After that exercise, study of relevant historical occurrences became personalized. My hope was they would gain a deeper understanding of how world and national events can have enormous effects on the lives of ordinary people. Many students were thus motivated to question surviving ancestors about those events. Thus they’d fix family members in time and gain a deeper understanding of where they fit in too.

Last week’s column concerned fixing students in space by learning geography. My hope was they would leave my class having merged the two skills. They would be able to visualize where their ancestors came from, know when they came here, and even why. They’d be motivated to research further back in time as well as further away in space, and then realize how they came to be here — living and speaking English in rural Maine.

8 comments:

Anonymous said...

Dates and activities - can usually be classified as facts.
Interpretation, reasons, causation, lessons learned - all opinion.

To make any use of historical facts it must be interpreted and this is subjective.

Anonymous said...

SLYaqui/RayB.

A very interesting, relevant piece given the current events and our country's struggles.

Thanks for writing, Mr.
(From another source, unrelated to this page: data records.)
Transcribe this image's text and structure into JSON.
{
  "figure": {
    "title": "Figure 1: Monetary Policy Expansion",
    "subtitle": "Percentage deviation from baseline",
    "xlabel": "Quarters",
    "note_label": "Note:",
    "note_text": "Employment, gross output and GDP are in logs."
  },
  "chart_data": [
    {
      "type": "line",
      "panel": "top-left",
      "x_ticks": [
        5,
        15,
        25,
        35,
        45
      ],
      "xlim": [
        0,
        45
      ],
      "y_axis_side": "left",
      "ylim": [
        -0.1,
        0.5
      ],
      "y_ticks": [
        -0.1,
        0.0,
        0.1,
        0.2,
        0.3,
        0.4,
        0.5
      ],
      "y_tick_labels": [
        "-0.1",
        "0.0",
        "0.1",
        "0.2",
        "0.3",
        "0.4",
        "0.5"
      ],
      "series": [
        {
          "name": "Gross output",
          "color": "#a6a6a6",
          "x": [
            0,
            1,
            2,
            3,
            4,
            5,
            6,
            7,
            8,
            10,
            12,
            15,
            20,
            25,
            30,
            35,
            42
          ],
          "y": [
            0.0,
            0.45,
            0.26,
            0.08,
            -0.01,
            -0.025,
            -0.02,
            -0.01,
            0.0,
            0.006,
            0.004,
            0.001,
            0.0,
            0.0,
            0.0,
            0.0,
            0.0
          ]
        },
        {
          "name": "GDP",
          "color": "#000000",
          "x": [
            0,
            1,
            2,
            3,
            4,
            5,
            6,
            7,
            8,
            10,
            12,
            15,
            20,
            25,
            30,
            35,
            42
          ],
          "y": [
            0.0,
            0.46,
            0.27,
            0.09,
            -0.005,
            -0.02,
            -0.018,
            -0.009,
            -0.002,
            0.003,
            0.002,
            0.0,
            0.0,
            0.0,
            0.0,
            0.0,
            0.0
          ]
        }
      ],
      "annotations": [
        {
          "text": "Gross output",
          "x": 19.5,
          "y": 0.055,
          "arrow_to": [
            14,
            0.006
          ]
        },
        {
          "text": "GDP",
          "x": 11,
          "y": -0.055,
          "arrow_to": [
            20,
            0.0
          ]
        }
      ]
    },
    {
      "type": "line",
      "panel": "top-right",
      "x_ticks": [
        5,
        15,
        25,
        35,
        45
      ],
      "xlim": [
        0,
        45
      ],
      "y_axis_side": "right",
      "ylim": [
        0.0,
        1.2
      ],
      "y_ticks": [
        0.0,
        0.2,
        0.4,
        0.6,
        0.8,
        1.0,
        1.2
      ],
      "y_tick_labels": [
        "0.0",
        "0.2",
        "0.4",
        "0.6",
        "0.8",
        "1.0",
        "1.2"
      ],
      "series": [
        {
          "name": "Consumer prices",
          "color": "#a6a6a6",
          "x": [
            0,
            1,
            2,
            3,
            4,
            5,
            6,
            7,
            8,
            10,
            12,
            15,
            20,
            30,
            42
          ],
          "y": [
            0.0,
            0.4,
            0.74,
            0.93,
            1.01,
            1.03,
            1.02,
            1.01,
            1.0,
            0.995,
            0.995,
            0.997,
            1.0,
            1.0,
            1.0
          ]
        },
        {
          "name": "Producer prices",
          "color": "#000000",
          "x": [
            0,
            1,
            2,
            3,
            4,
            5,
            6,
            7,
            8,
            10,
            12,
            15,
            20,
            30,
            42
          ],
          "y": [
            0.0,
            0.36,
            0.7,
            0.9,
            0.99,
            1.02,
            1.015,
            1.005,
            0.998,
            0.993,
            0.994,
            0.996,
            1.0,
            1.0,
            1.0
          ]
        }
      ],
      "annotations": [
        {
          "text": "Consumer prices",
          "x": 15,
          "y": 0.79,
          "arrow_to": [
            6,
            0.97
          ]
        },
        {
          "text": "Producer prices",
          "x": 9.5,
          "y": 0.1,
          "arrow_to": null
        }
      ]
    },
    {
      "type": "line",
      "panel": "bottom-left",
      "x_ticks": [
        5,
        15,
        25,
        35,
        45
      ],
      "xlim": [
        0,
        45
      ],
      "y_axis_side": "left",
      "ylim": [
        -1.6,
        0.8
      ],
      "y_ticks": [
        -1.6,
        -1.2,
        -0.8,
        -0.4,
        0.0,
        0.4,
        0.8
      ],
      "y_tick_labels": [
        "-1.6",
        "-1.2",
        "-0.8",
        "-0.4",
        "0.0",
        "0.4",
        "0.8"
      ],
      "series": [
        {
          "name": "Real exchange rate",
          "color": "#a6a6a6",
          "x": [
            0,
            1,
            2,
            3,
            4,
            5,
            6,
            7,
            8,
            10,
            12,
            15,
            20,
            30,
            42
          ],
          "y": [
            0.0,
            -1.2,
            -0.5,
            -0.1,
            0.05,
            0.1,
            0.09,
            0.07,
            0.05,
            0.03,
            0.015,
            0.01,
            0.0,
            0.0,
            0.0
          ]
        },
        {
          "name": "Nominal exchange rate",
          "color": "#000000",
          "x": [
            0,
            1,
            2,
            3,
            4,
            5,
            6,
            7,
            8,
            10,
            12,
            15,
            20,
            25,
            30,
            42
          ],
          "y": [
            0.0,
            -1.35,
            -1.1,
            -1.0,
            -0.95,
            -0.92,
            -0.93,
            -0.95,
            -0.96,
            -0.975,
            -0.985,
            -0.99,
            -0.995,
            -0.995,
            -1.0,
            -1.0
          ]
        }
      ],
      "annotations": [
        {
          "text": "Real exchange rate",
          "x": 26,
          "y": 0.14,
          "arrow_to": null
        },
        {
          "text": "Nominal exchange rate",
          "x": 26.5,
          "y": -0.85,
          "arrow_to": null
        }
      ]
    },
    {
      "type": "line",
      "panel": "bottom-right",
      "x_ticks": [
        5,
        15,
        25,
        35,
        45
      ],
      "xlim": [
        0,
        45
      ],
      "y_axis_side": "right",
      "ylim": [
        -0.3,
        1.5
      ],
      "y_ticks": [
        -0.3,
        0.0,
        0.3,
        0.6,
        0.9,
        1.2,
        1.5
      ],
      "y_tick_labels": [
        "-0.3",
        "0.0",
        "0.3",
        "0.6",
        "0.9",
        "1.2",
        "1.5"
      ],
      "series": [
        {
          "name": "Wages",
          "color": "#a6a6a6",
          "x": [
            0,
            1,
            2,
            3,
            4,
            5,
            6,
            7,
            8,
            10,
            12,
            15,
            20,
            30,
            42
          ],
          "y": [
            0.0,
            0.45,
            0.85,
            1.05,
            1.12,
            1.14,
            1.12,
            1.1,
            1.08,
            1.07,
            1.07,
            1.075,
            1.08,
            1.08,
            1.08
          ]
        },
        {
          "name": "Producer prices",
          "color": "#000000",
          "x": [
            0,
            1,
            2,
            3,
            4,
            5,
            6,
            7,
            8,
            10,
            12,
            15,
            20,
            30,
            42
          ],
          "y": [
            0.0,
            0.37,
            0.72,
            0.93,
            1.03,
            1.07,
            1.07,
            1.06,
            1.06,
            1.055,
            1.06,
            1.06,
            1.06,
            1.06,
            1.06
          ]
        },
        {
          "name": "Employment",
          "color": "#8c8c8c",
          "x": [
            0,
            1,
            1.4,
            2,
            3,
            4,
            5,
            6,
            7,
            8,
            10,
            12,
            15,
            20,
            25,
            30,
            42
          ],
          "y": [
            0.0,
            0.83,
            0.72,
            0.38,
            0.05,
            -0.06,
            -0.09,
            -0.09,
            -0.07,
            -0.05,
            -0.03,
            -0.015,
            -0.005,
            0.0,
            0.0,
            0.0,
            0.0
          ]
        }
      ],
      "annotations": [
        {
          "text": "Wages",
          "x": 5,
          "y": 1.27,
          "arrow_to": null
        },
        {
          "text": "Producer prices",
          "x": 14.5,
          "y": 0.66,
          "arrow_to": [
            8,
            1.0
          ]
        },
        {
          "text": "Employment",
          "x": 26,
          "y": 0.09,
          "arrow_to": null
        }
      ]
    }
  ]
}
Tom!

Brian said...

Good columns when you leave out the politics!

Anonymous said...

If you are looking for ideas for next week's column now would be perfect timing for one on hypocrisy. You could write about whether Trump and his mob will start chanting "Lock him up!" about Kushner, you can reminisce about Price chastising Pelosi on "flying over our country in your luxury jet", and you can go on and on about how suddenly so many conservatives are now trying to squelch free speech in the NFL. Ripe pickings!

Anonymous said...

And let's not forget Trump and so many conservatives trying to make a big deal about Obama's golfing! Trump: "I won't have time for golf"
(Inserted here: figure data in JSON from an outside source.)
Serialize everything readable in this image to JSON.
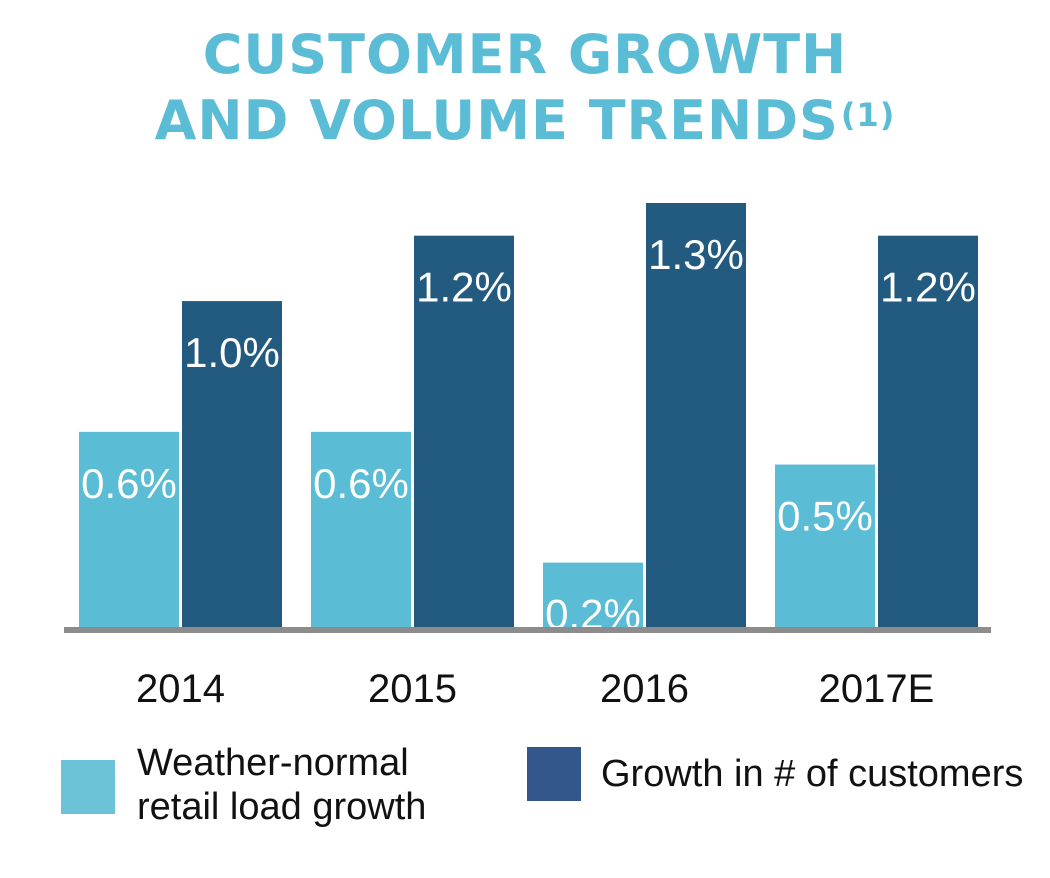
{
  "title": {
    "line1": "CUSTOMER GROWTH",
    "line2": "AND VOLUME TRENDS",
    "footnote": "(1)"
  },
  "colors": {
    "title": "#5bbcd6",
    "light_series": "#5bbcd6",
    "dark_series": "#235b80",
    "axis": "#8c8c8c",
    "bar_label": "#ffffff"
  },
  "chart_data": {
    "type": "bar",
    "categories": [
      "2014",
      "2015",
      "2016",
      "2017E"
    ],
    "series": [
      {
        "name": "Weather-normal retail load growth",
        "values": [
          0.6,
          0.6,
          0.2,
          0.5
        ],
        "labels": [
          "0.6%",
          "0.6%",
          "0.2%",
          "0.5%"
        ],
        "color": "#5bbcd6"
      },
      {
        "name": "Growth in # of customers",
        "values": [
          1.0,
          1.2,
          1.3,
          1.2
        ],
        "labels": [
          "1.0%",
          "1.2%",
          "1.3%",
          "1.2%"
        ],
        "color": "#235b80"
      }
    ],
    "ylim": [
      0,
      1.3
    ],
    "grid": false,
    "legend": "bottom"
  },
  "legend": {
    "items": [
      {
        "label": "Weather-normal\nretail load growth",
        "color": "#6cc3d8"
      },
      {
        "label": "Growth in # of customers",
        "color": "#33578a"
      }
    ]
  }
}
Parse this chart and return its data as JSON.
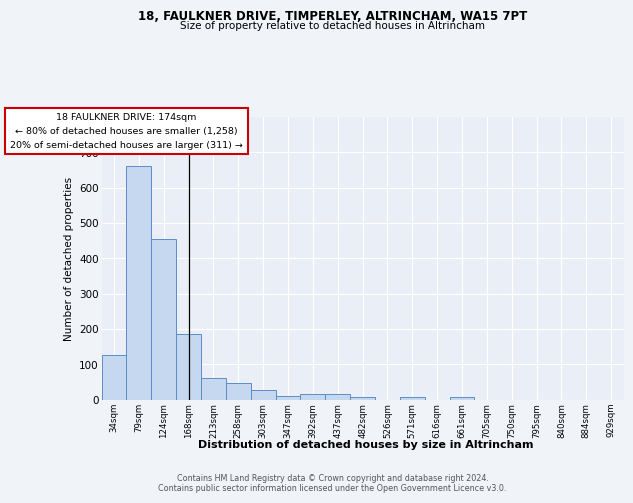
{
  "title1": "18, FAULKNER DRIVE, TIMPERLEY, ALTRINCHAM, WA15 7PT",
  "title2": "Size of property relative to detached houses in Altrincham",
  "xlabel": "Distribution of detached houses by size in Altrincham",
  "ylabel": "Number of detached properties",
  "footer1": "Contains HM Land Registry data © Crown copyright and database right 2024.",
  "footer2": "Contains public sector information licensed under the Open Government Licence v3.0.",
  "categories": [
    "34sqm",
    "79sqm",
    "124sqm",
    "168sqm",
    "213sqm",
    "258sqm",
    "303sqm",
    "347sqm",
    "392sqm",
    "437sqm",
    "482sqm",
    "526sqm",
    "571sqm",
    "616sqm",
    "661sqm",
    "705sqm",
    "750sqm",
    "795sqm",
    "840sqm",
    "884sqm",
    "929sqm"
  ],
  "values": [
    125,
    660,
    455,
    185,
    60,
    47,
    28,
    11,
    15,
    15,
    8,
    0,
    8,
    0,
    8,
    0,
    0,
    0,
    0,
    0,
    0
  ],
  "bar_color": "#c5d8ef",
  "bar_edge_color": "#5b8dc8",
  "highlight_index": 3,
  "property_label": "18 FAULKNER DRIVE: 174sqm",
  "annotation_line1": "← 80% of detached houses are smaller (1,258)",
  "annotation_line2": "20% of semi-detached houses are larger (311) →",
  "annotation_box_color": "#ffffff",
  "annotation_box_edge": "#cc0000",
  "ylim": [
    0,
    800
  ],
  "yticks": [
    0,
    100,
    200,
    300,
    400,
    500,
    600,
    700,
    800
  ],
  "bg_color": "#f0f3f8",
  "plot_bg_color": "#eaeff7",
  "grid_color": "#ffffff"
}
And the one whining about "fake news" was the biggest promoter of birtherism!

How about disaster relief? Republican politicians in Texas are asking for immediate federal help for their constituents in the Houston area, yet five years ago when Hurricane Sandy battered the Northeast, those very same Republicans were unwilling to help.

Let's not forget Paul Ryan and other republicans that railed against the prospect of voting without a CBO report during the Obamacare debate. "I don’t think we should pass bills that we haven’t read, that we don’t know what they cost,” Ryan said on MSNBC in 2009. And in fact, the Democratic-led House only voted on the bill after it received a CBO analysis. But the republicans suddenly became eager to try and ram through their crappy bill.

Anonymous said...

The teaching of history is slowly being phased out in the U.S. and that is wrong. People need to understand where we came from to make good decisions about the future.
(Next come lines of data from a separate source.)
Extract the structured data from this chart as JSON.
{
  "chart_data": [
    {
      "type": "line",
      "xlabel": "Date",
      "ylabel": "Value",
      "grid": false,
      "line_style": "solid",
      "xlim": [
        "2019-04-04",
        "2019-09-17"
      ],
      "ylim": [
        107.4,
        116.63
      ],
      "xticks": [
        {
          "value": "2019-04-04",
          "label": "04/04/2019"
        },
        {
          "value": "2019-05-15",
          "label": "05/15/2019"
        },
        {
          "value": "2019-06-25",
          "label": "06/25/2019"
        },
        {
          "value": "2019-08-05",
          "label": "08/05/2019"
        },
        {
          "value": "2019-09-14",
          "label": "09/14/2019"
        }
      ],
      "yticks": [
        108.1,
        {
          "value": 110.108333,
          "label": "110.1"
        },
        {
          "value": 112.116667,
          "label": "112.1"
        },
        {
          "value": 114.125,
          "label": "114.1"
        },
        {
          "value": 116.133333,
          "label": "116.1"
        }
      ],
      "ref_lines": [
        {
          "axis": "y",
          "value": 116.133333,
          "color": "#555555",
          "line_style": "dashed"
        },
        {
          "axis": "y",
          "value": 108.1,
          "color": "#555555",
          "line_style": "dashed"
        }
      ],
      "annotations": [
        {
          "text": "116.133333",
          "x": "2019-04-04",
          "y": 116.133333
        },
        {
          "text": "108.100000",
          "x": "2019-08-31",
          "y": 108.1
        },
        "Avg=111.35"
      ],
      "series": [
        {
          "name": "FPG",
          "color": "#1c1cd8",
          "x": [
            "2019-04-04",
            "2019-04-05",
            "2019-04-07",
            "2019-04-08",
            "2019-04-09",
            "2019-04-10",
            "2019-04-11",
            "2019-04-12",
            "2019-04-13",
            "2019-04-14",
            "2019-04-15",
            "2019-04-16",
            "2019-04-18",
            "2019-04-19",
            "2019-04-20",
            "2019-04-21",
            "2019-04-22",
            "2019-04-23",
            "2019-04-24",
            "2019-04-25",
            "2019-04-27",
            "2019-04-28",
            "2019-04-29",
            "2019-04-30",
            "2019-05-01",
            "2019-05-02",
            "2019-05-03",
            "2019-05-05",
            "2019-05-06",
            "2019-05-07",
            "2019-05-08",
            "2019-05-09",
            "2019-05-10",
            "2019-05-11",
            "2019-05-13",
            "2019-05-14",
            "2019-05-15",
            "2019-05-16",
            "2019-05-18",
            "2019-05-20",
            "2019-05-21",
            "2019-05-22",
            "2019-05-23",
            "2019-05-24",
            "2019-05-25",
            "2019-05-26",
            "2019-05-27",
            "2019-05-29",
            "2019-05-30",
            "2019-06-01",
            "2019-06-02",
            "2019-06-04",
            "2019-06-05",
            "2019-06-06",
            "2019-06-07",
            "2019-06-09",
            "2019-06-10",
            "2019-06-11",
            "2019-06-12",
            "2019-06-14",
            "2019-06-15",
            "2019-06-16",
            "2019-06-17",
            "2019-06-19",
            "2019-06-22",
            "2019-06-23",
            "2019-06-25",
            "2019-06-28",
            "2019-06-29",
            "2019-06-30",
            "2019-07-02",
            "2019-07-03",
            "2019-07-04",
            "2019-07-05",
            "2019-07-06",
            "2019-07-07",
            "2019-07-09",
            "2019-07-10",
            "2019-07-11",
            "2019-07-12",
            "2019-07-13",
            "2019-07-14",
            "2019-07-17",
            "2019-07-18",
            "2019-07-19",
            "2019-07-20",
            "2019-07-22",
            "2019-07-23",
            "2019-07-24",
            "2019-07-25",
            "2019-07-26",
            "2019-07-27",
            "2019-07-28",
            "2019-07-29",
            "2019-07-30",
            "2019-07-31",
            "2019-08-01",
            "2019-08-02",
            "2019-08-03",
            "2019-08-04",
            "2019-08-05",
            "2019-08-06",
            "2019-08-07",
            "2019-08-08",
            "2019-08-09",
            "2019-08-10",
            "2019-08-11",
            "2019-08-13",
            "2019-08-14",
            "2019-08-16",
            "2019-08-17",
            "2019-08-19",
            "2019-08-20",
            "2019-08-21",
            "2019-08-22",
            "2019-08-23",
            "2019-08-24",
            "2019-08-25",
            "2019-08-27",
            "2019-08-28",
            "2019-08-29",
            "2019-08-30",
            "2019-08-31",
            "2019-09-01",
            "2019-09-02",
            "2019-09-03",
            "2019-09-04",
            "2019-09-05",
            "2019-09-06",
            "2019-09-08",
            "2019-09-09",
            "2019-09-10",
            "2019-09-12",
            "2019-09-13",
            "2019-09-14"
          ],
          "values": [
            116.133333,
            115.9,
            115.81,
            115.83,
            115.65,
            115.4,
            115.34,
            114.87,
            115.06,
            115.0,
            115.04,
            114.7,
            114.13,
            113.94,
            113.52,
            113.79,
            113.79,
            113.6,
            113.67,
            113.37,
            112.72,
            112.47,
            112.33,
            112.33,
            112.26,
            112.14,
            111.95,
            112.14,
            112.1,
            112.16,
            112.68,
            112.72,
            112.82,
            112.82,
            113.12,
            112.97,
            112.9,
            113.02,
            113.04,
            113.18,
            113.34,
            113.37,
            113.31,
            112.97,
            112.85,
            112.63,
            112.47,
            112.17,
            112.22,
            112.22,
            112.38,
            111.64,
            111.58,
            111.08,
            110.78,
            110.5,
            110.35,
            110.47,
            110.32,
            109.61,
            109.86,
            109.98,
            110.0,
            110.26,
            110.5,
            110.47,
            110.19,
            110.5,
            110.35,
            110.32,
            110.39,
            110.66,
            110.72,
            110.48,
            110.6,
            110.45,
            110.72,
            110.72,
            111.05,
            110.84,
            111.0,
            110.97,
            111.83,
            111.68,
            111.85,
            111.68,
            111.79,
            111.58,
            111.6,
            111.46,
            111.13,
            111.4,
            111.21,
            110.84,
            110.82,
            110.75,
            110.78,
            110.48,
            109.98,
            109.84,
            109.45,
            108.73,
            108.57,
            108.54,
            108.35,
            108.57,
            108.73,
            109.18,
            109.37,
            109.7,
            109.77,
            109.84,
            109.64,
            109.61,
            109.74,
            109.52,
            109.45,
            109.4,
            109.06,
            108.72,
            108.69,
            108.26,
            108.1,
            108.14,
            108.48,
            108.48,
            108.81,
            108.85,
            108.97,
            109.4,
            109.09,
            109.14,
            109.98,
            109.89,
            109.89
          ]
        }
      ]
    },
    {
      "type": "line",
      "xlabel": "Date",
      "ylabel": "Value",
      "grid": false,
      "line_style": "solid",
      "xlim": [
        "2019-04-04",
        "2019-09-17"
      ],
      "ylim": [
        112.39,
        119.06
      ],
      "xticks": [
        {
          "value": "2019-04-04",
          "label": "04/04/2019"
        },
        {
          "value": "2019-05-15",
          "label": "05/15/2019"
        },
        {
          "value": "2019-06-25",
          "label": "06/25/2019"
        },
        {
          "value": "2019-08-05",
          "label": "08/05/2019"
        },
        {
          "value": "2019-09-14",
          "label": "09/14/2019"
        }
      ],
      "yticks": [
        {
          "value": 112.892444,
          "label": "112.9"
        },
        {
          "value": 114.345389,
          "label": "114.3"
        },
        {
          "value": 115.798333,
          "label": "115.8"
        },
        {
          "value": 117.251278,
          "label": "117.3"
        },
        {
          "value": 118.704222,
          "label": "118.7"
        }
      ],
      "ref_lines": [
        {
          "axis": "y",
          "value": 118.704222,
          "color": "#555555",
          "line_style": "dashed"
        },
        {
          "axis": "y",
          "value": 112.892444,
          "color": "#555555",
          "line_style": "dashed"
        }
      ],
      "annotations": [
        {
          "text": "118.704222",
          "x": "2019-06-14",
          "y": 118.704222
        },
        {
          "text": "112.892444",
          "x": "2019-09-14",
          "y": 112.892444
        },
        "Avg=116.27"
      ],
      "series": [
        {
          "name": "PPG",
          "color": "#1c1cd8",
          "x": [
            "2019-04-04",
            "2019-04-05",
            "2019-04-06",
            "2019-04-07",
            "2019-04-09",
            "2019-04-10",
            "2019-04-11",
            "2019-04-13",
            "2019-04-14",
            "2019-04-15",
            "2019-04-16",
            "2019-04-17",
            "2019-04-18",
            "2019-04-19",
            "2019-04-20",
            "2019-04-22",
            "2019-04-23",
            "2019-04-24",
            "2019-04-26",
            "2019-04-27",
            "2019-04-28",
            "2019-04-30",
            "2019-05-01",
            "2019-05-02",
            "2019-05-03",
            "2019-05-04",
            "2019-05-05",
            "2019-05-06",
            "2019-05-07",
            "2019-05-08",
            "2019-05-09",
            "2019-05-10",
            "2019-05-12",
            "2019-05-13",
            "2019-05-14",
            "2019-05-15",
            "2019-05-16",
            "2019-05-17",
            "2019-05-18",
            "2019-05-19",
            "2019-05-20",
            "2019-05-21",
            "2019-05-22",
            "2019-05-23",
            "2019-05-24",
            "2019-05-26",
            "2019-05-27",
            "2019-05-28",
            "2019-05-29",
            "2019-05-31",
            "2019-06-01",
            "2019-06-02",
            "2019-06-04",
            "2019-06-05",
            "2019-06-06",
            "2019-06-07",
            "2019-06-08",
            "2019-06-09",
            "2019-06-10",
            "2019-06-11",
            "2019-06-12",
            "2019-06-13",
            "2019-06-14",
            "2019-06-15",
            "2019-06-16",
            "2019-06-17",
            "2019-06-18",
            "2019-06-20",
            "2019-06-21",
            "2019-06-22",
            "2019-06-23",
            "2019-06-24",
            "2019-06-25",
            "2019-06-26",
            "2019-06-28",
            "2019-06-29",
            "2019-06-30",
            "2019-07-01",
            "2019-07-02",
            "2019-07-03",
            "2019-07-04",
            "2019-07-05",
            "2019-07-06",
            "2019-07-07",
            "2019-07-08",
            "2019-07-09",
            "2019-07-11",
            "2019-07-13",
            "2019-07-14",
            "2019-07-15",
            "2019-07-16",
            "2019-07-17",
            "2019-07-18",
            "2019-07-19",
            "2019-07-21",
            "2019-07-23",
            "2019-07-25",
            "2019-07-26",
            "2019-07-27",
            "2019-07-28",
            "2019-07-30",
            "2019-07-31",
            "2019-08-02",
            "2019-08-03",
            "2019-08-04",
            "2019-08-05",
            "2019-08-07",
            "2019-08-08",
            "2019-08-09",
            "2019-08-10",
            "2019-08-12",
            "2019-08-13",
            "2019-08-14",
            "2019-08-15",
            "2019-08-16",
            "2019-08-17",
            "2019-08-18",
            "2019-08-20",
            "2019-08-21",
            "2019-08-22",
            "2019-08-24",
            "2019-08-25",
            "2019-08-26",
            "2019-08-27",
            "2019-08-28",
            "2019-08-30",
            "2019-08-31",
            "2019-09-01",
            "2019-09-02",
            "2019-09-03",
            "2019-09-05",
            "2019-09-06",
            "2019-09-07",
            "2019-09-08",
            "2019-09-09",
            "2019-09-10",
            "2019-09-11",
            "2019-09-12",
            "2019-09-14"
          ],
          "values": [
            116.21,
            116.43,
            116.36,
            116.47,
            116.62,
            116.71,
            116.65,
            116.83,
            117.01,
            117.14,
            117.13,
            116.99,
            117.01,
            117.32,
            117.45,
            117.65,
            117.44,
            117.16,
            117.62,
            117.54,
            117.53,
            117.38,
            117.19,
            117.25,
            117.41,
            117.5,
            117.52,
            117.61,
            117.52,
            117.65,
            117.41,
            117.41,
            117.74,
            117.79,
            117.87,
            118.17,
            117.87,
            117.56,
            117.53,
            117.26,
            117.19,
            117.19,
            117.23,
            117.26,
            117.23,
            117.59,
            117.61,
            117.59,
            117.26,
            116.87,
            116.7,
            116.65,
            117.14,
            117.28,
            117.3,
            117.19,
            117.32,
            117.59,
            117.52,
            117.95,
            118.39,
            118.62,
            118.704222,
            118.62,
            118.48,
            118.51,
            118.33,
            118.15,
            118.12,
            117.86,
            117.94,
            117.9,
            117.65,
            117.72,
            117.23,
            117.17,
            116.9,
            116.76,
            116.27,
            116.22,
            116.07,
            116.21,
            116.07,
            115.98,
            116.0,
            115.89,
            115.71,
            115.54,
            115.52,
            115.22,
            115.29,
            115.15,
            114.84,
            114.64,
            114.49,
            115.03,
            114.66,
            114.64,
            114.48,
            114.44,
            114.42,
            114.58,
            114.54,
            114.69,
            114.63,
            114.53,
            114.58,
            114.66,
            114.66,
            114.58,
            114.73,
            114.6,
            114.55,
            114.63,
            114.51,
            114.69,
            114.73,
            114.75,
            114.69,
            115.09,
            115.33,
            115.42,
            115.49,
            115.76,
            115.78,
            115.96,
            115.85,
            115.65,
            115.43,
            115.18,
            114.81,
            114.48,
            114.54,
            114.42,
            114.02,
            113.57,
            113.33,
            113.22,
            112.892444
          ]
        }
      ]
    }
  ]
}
There is some opinion in all history but it must be based in fact. I agree with liberals that we must talk about people other than white men. On the other hand, that can get so out of control that history ends up being a bunch of just so stories. You need balance.

Scenario

Jared said...

Well, it's obvious why anonymous wants to remain anonymous. May I suggest it is better to remain silent and be thought a fool than it is to open your mouth and remove all doubt. Let me sight one example: Sheriff Arpaio's posse that demonstrated without doubt that Mohammobama's birth certificate is a forgery. Cite the facts please Mr./Mrs. Anon and debate otherwise please if you can. Where are all his records? What's his real social security number? Etc.

Jared said...

I'm referring to the "Anonymous" that's trashing Trump. Sorry to all you other anonymous people out there!